CANDY OR NOT
Glimpsed from the highway, Vienna seems like a big city.
For a brief moment, you have this possibility in your head.
Through a naturally grown accumulation of skyscrapers from different decades, it emerges as an idea – and disappears like a shadow in the night.
(Heiss Helmut, 14 October 2023, A23 Vienna towards Prague)
Material formations, curves above curves, and bent in different directions at the same time,
are rather related to the double helix – or the curvature of space-time – than to architecture and design.
A forced connection of parts,
without a catalyst
but under pressure
and with time.
A certain unease arises from the contrast between the razor-sharp precision – and the simplicity of the materials used.
In case of Candy or not candy, the Japanese TV show, the participants bite into objects, that are either made of sugar – or exactly what they represent. The purpose is not to question certainties, but solely the comic effect, the image created and the performative expression of the celebrities in the absurd situation.
The sculpture therefore has something to do with a moment
with a monument
and the question of correct use dosen’t apply
Here it’s obvious: this is paper. You might think that it is supposed to trick you into something real –
but that is misleading.
Appropriating the material, relating to it, personally and politically.
And the form derives from an object of everyday life.
Like falling for an advertisement
Capture the good life!
One possible reaction is the AHA-experience. Often frowned upon, it includes a moment of shock and reflection of your own position, and that can be uncomfortable.
But then there are some little traps and exaggerations, little jibes within the object.

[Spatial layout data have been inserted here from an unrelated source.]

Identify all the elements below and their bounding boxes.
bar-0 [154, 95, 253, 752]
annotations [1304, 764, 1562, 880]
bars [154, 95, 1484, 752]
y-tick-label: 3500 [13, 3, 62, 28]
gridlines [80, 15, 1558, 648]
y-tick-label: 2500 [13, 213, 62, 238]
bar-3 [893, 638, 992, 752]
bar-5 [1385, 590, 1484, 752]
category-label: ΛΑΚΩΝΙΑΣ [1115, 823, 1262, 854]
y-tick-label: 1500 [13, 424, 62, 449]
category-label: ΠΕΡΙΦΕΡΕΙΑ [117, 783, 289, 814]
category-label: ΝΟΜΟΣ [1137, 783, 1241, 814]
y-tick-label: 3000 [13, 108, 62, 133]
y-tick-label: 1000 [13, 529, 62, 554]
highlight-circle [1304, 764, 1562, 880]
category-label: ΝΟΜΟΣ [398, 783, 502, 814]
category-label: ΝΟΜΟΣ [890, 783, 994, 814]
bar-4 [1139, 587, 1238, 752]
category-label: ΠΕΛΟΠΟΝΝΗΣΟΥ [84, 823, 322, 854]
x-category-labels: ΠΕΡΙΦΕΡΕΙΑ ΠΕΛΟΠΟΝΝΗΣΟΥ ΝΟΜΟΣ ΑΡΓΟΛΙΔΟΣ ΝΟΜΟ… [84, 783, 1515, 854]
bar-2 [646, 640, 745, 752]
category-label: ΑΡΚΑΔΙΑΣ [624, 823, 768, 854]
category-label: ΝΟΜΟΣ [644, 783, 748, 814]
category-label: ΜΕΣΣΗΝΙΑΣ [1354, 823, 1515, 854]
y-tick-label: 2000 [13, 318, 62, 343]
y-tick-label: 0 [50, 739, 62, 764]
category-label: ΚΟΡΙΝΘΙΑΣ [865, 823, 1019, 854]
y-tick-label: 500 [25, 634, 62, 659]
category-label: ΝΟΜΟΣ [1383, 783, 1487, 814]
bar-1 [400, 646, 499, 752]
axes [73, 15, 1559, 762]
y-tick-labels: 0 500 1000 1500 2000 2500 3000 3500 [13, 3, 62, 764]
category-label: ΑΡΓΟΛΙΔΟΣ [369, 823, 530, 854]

Helmut Heiss copies his own cycling shoes and reconstructs them out of paper. This takes forever, it takes all the time in the world. Through the precision in the approach and the material properties of different types of paper exactly reflect the material of the original. Trying to achieve this level of precision creates errors and glitch-moments because they are no longer “true to themselves”. In order to represent something, you actually have to work out the essentials and are not to get lost in the details. In Helmut Heiss works, paradoxically, a critical compactness emerges, which makes now everything appear essential – like a parallel reality, something that shows the vulnerability of a symbol.